BNM in its statement highlighted that downside risks to global growth remain. This stems from unresolved trade tensions and prolonged country-specific weaknesses in the major economies, further dampening global trade and investment activities. Although the tightening in global financial conditions has eased somewhat, heightened policy uncertainties could lead to sharp financial market adjustments, further weighing on the overall outlook.
Meanwhile, BNM confirmed that the latest economic indicators point towards moderate growth in the 1Q 2019 while slowing global demand conditions and subdued growth of key trading partners will continue to weigh on the external sector. Domestically, stable labour market conditions and capacity expansion in key sectors will continue to drive household and capital spending. BNM projected the Malaysian economy to grow within the range of 4.3% - 4.8%. And hinted that there are downside risks to growth from increased uncertainties in the global and domestic environment, trade tensions and extended weakness in commodity-related sectors.
BNM retained its earlier position that headline inflation in 2019 is expected to be “broadly stable compared to 2018”. It maintained that headline inflation has been lower largely due to policy measures and indicated that the headline inflation will continue to be dependent on global oil prices.

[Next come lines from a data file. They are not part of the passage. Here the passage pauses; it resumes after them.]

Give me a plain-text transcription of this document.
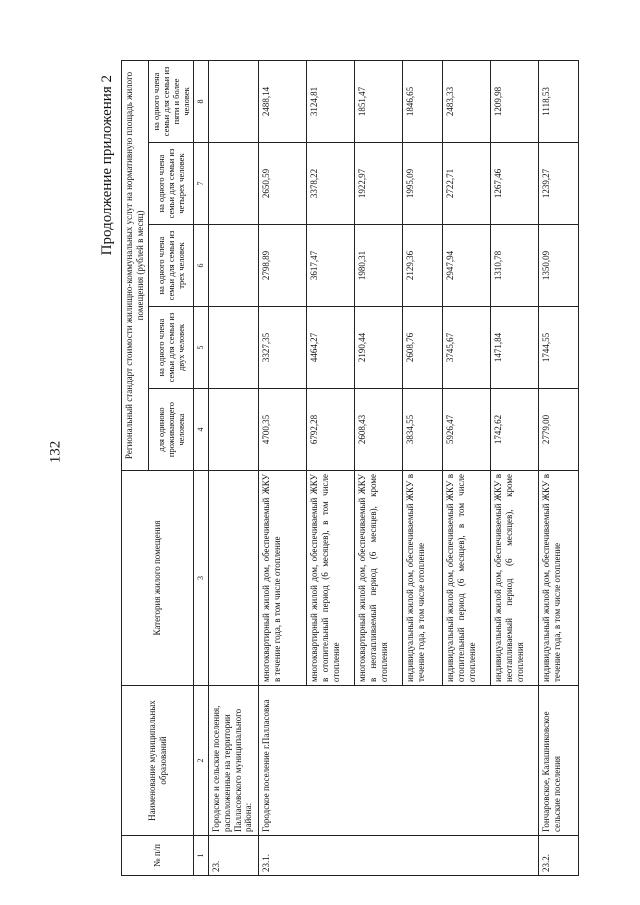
132
Продолжение приложения 2
№ п/п	Наименование муниципальных образований	Категория жилого помещения	Региональный стандарт стоимости жилищно-коммунальных услуг на нормативную площадь жилого помещения (рублей в месяц)				
			для одиноко проживающего человека	на одного члена семьи для семьи из двух человек	на одного члена семьи для семьи из трех человек	на одного члена семьи для семьи из четырех человек	на одного члена семьи для семьи из пяти и более человек
1	2	3	4	5	6	7	8
23.	Городское и сельские поселения, расположенные на территории Палласовского муниципального района:						
23.1.	Городское поселение г.Палласовка	многоквартирный жилой дом, обеспечиваемый ЖКУ в течение года, в том числе отопление	4700,35	3327,35	2798,89	2650,59	2488,14
		многоквартирный жилой дом, обеспечиваемый ЖКУ в отопительный период (6 месяцев), в том числе отопление	6792,28	4464,27	3617,47	3378,22	3124,81
		многоквартирный жилой дом, обеспечиваемый ЖКУ в неотапливаемый период (6 месяцев), кроме отопления	2608,43	2190,44	1980,31	1922,97	1851,47
		индивидуальный жилой дом, обеспечиваемый ЖКУ в течение года, в том числе отопление	3834,55	2608,76	2129,36	1995,09	1846,65
		индивидуальный жилой дом, обеспечиваемый ЖКУ в отопительный период (6 месяцев), в том числе отопление	5926,47	3745,67	2947,94	2722,71	2483,33
		индивидуальный жилой дом, обеспечиваемый ЖКУ в неотапливаемый период (6 месяцев), кроме отопления	1742,62	1471,84	1310,78	1267,46	1209,98
23.2.	Гончаровское, Калашниковское сельские поселения	индивидуальный жилой дом, обеспечиваемый ЖКУ в течение года, в том числе отопление	2779,00	1744,55	1350,09	1239,27	1118,53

BNM’s intention on adjusting the OPR lower is to preserve the degree of monetary accommodativeness. This is consistent with the monetary policy stance of supporting a steady growth path amid price stability. The MPC will continue to monitor and assess the balance of risks surrounding the outlook for domestic growth and inflation.
Outlook and investment strategy from Principal Asset Management
The OPR cut has largely been priced-in by the domestic equity market. We do not expect significant market impact unless BNM continues to ease going forward (which is not our base case). Fundamentally, lower interest rate will compress banks’ margins while boosting the Real Estate Investment Trust (“REIT") sector due to yield compression. Ringgit will also be under pressure which benefits exporters with the reverse for importers.
Our conventional equity portfolios have generally benefited from the OPR cut as we have been underweighting the banking sector while building our REITS position since early 2019, in anticipation of this rate cut. We have remained neutral on MYR sensitive sectors. Going forward, we look to add more banking names especially those with good yield. The exposure to REITs will be maintained as it provides steady dividend income and stabilize the portfolio. We look to add beneficiaries of a weaker Ringgit on weakness.
We expect the domestic bond market to be well supported after the OPR cut despite some profit taking activities. Believe government bond yields have largely priced in the OPR cut and prefer to position our portfolios in corporate bonds for the higher yield pick-up relative to the government bonds.
Will continue to position a longer portfolio duration versus benchmark as bond yields are expected to be stable with limited downside in terms of yields as we believe BNM will keep OPR unchanged for 2019.